VIII. Un autre lieu se tire de la définition. Exemple : « Le démon[14] n’est rien autre chose qu’un dieu ou une œuvre de dieu ; or, du moment où l’on croit que c’est une œuvre de dieu, on croit nécessairement qu’il existe des dieux[15]. » Autre exemple : Iphicrate disait que « l’homme le meilleur est aussi le plus noble », donnant pour raison qu’Harmodius et Aristogiton n’avaient rien de noble en eux avant d’avoir accompli une noble action, et qu’il était de leur famille, « attendu, ajoutait-il, que mes actes sont, plus que les tiens, de la même nature que ceux d’Harmodios et d’Aristogiton. » Autre exemple, pris dans l’Alexandre[16] : « Tout le monde s’accorde à dire que ceux-là sont intempérants qui ne recherchent pas la possession d’une seule personne[17] ». Tel était aussi le motif allégué par Socrate pour ne pas aller chez Archélaüs[18] : « Il y a quelque chose de blessant, disait-il, à ne pas pouvoir répondre à un procédé quand il est bon, aussi bien que lorsqu’il est mauvais. »

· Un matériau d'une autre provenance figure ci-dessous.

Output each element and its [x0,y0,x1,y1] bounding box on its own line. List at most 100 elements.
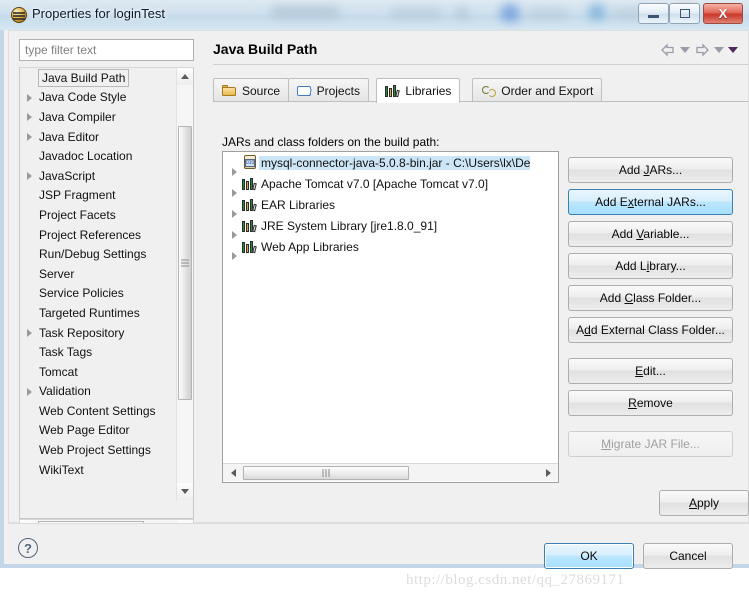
migrate-jar-file-button: Migrate JAR File... [568,431,733,457]
expand-arrow-icon[interactable] [24,131,36,143]
sidebar-item-server[interactable]: Server [20,264,178,284]
add-jars-button[interactable]: Add JARs... [568,157,733,183]
filter-input[interactable]: type filter text [19,39,194,61]
expand-arrow-icon[interactable] [24,91,36,103]
sidebar-item-task-repository[interactable]: Task Repository [20,323,178,343]
window-titlebar[interactable]: Properties for loginTest X [0,0,749,30]
tree-scrollbar-thumb[interactable] [178,126,192,400]
libraries-horizontal-scrollbar[interactable] [223,463,558,481]
apply-mnemonic: A [688,496,697,510]
expand-arrow-icon[interactable] [24,385,36,397]
settings-tree[interactable]: Java Build Path Java Code Style Java Compi… [19,67,194,519]
sidebar-item-label: Web Page Editor [39,423,130,438]
library-row-label: Apache Tomcat v7.0 [Apache Tomcat v7.0] [261,176,489,191]
sidebar-item-label: Task Tags [39,345,93,360]
tree-vertical-scrollbar[interactable] [176,68,193,500]
add-external-jars-button[interactable]: Add External JARs... [568,189,733,215]
ok-button[interactable]: OK [544,543,634,569]
sidebar-item-java-build-path[interactable]: Java Build Path [20,68,178,88]
library-row[interactable]: JRE System Library [jre1.8.0_91] [223,215,558,239]
libraries-hscrollbar-thumb[interactable] [243,466,409,480]
chevron-down-icon[interactable] [728,47,738,53]
sidebar-item-web-project-settings[interactable]: Web Project Settings [20,440,178,460]
back-dropdown-icon[interactable] [680,47,690,53]
books-icon [242,218,259,233]
expand-arrow-icon[interactable] [24,111,36,123]
sidebar-item-service-policies[interactable]: Service Policies [20,284,178,304]
glass-blur-artifact [500,4,520,22]
chevron-left-icon [230,468,236,477]
ok-label: OK [580,549,598,563]
apply-button[interactable]: Apply [659,490,749,516]
scroll-left-button[interactable] [225,465,241,480]
sidebar-item-run-debug-settings[interactable]: Run/Debug Settings [20,244,178,264]
libraries-rows[interactable]: mysql-connector-java-5.0.8-bin.jar - C:\… [223,152,558,260]
tab-libraries[interactable]: Libraries [376,78,461,103]
back-arrow-icon[interactable] [660,43,676,57]
library-row[interactable]: Web App Libraries [223,236,558,260]
add-class-folder-button[interactable]: Add Class Folder... [568,285,733,311]
sidebar-item-jsp-fragment[interactable]: JSP Fragment [20,186,178,206]
chevron-up-icon [181,74,189,79]
glass-blur-artifact [390,8,442,18]
tab-order-and-export[interactable]: Order and Export [472,78,603,102]
add-external-class-folder-button[interactable]: Add External Class Folder... [568,317,733,343]
tab-underline [213,101,748,102]
filter-placeholder: type filter text [25,43,97,57]
sidebar-item-wikitext[interactable]: WikiText [20,460,178,480]
scroll-up-button[interactable] [177,68,193,85]
action-button-label: Add Library... [615,259,686,273]
maximize-button[interactable] [669,3,700,24]
page-navigation[interactable] [660,43,738,57]
sidebar-item-label: JSP Fragment [39,188,116,203]
sidebar-item-label: Targeted Runtimes [39,305,140,320]
sidebar-item-label: Task Repository [39,325,125,340]
sidebar-item-javascript[interactable]: JavaScript [20,166,178,186]
library-row[interactable]: Apache Tomcat v7.0 [Apache Tomcat v7.0] [223,173,558,197]
sidebar-item-targeted-runtimes[interactable]: Targeted Runtimes [20,303,178,323]
sidebar-item-project-facets[interactable]: Project Facets [20,205,178,225]
library-row[interactable]: EAR Libraries [223,194,558,218]
library-row-label: mysql-connector-java-5.0.8-bin.jar - C:\… [259,155,531,170]
help-icon[interactable]: ? [18,538,38,558]
minimize-button[interactable] [638,3,669,24]
settings-tree-list[interactable]: Java Build Path Java Code Style Java Compi… [20,68,178,500]
cancel-button[interactable]: Cancel [643,543,733,569]
sidebar-item-java-compiler[interactable]: Java Compiler [20,107,178,127]
sidebar-item-java-code-style[interactable]: Java Code Style [20,88,178,108]
forward-arrow-icon[interactable] [694,43,710,57]
libraries-listbox[interactable]: mysql-connector-java-5.0.8-bin.jar - C:\… [222,151,559,483]
sidebar-item-tomcat[interactable]: Tomcat [20,362,178,382]
sidebar-item-label: Project References [39,227,142,242]
forward-dropdown-icon[interactable] [714,47,724,53]
sidebar-item-validation[interactable]: Validation [20,382,178,402]
remove-button[interactable]: Remove [568,390,733,416]
sidebar-item-label: WikiText [39,462,84,477]
close-button[interactable]: X [703,3,743,24]
expand-arrow-icon[interactable] [24,327,36,339]
add-library-button[interactable]: Add Library... [568,253,733,279]
edit-button[interactable]: Edit... [568,358,733,384]
expand-arrow-icon[interactable] [24,170,36,182]
library-row[interactable]: mysql-connector-java-5.0.8-bin.jar - C:\… [223,152,558,176]
scroll-right-button[interactable] [540,465,556,480]
sidebar-item-project-references[interactable]: Project References [20,225,178,245]
sidebar-item-javadoc-location[interactable]: Javadoc Location [20,146,178,166]
tab-projects[interactable]: Projects [287,78,369,102]
glass-blur-artifact [528,9,568,18]
sidebar-item-task-tags[interactable]: Task Tags [20,342,178,362]
scroll-down-button[interactable] [177,483,193,500]
sidebar-item-web-page-editor[interactable]: Web Page Editor [20,421,178,441]
tab-source[interactable]: Source [213,78,290,102]
add-variable-button[interactable]: Add Variable... [568,221,733,247]
sidebar-item-web-content-settings[interactable]: Web Content Settings [20,401,178,421]
jar-icon [242,155,259,170]
sidebar-item-java-editor[interactable]: Java Editor [20,127,178,147]
sidebar-item-label: Java Editor [39,129,100,144]
window-title: Properties for loginTest [32,6,165,21]
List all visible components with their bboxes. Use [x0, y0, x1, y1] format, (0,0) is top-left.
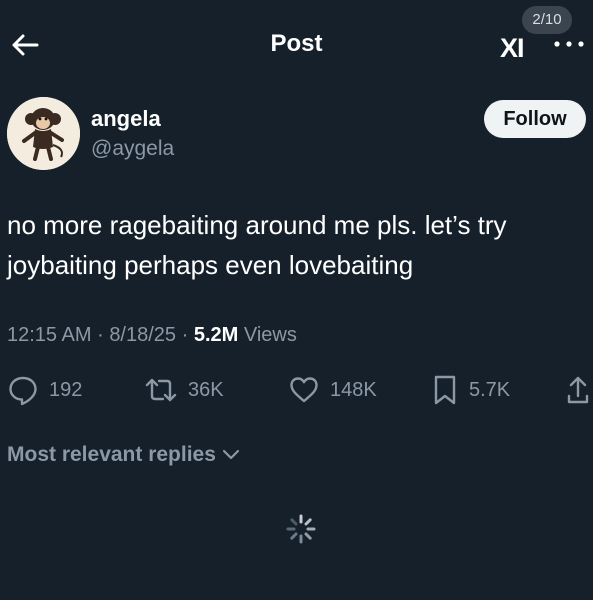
- bookmark-icon: [431, 374, 459, 406]
- repost-icon: [144, 374, 178, 406]
- reply-icon: [7, 374, 39, 406]
- chevron-down-icon: [222, 449, 240, 461]
- reply-count: 192: [49, 378, 83, 401]
- bookmark-button[interactable]: 5.7K: [431, 374, 510, 406]
- post-text: no more ragebaiting around me pls. let’s…: [7, 205, 567, 285]
- author-name[interactable]: angela: [91, 106, 161, 132]
- loading-spinner-icon: [286, 514, 316, 544]
- replies-sort-label: Most relevant replies: [7, 443, 216, 466]
- bookmark-count: 5.7K: [469, 378, 511, 401]
- heart-icon: [288, 374, 320, 406]
- share-icon: [566, 374, 590, 406]
- meta-separator: ·: [97, 324, 104, 346]
- brand-mark: XI: [500, 33, 524, 63]
- repost-count: 36K: [188, 378, 224, 401]
- like-count: 148K: [330, 378, 377, 401]
- more-options-button[interactable]: [552, 38, 586, 50]
- post-meta: 12:15 AM · 8/18/25 · 5.2M Views: [7, 321, 297, 349]
- share-button[interactable]: [566, 374, 593, 406]
- replies-sort-dropdown[interactable]: Most relevant replies: [7, 441, 240, 469]
- views-label[interactable]: Views: [244, 324, 297, 346]
- reply-button[interactable]: 192: [7, 374, 82, 406]
- post-time[interactable]: 12:15 AM: [7, 324, 92, 346]
- like-button[interactable]: 148K: [288, 374, 377, 406]
- post-date[interactable]: 8/18/25: [109, 324, 176, 346]
- author-handle[interactable]: @aygela: [91, 136, 174, 162]
- post-text-line: no more ragebaiting around me pls. let’s…: [7, 210, 507, 240]
- monkey-avatar-icon: [7, 97, 80, 170]
- meta-separator: ·: [181, 324, 189, 346]
- image-counter-badge: 2/10: [522, 6, 572, 34]
- post-text-line: joybaiting perhaps even lovebaiting: [7, 250, 414, 280]
- follow-button[interactable]: Follow: [484, 100, 586, 138]
- avatar[interactable]: [7, 97, 80, 170]
- views-count[interactable]: 5.2M: [194, 324, 238, 346]
- repost-button[interactable]: 36K: [144, 374, 224, 406]
- more-horizontal-icon: [554, 41, 584, 47]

On voit qu’en effet tous ces personnages sont partis d’une définition et considèrent la nature de la chose définie pour raisonner sur le sujet dont ils parlent.

IX. Un autre lieu se tire du nombre de manières dont une chose peut être entendue. Il y en a des exemples dans les Topiques au sujet du mot ὀρθῶς (correctement)[19]

X. Un autre, de la division. Exemple : si tous les hommes font du mal pour trois motifs[20] ; car ce sera à cause de celui-ci, de celui-là, et d’un autre. Or, que ce soit pour les deux premiers, c’est impossible : et, quant au troisième, il n’est même pas allégué par l’adversaire.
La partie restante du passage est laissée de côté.